At 7.30pm Derek Arnold, the son of the last man to escape from Thetis, will be giving a free talk, repeated on Monday at 7.30pm.

Derek Arnold’s father, leading stoker Walter Arnold, was 27 at the time of the tragedy.

Mr Arnold, 71, from Bebington, said: “It is one of thousands of shipping disasters but the Thetis was so close to home and it remains the Royal Navy’s worst peace time submarine disaster.”

The inrush of water caused the bow of the submarine to sink to the seabed.

The crew dumped 60 tonnes of drinking water and fuel-oil, allowing the Thetis to rise to the surface stern first.

A wire hawser was strung around the submarine and held in place by a salvage ship but it snapped, leaving Thetis to plunge to the bottom of the sea. Bodies remained inside for months before it was salvaged.

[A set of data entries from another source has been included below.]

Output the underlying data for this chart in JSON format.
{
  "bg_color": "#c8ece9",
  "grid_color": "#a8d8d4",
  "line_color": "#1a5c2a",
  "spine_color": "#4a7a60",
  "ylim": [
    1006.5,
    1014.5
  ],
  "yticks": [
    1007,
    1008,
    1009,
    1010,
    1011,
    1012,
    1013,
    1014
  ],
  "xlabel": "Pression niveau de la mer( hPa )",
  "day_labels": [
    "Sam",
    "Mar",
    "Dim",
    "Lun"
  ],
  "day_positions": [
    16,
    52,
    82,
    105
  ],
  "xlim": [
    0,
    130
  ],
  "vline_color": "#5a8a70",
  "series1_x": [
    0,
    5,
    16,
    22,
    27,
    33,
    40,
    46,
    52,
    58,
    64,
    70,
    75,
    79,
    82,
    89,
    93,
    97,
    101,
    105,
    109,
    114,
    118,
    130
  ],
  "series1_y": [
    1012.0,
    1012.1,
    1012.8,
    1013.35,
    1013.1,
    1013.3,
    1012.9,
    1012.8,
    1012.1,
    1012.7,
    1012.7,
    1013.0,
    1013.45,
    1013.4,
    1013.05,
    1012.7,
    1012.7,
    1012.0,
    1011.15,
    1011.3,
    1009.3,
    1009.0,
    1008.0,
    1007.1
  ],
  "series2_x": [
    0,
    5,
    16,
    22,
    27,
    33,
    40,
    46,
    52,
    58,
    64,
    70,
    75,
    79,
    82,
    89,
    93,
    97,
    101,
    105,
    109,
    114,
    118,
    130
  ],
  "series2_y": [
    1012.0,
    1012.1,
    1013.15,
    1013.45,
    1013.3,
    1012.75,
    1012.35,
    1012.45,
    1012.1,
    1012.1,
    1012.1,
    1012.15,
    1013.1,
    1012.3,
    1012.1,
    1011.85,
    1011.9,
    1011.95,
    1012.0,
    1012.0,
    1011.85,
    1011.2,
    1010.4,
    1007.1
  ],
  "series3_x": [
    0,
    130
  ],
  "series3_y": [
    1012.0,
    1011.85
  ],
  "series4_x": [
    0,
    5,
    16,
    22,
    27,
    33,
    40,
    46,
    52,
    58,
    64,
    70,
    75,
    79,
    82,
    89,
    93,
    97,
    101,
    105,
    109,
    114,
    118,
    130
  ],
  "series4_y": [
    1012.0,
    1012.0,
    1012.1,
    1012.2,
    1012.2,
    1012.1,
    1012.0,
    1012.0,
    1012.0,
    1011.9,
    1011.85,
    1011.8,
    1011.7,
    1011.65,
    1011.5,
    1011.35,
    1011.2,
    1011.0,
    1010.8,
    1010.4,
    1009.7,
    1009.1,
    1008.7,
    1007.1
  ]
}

Only 69 of the crew were sailors, with the rest mainly engineers from Cammell Laird, observers and two catering staff.

Steve Maddox, chief executive of Wirral Council, said: “People talked about the tragedy as it unfolded as, for three days, the men waited for rescue that never came. This anniversary is particularly poignant as we are aware that as the years progress, there are less and less families around who remember the men who died, or who are able to make the journey.”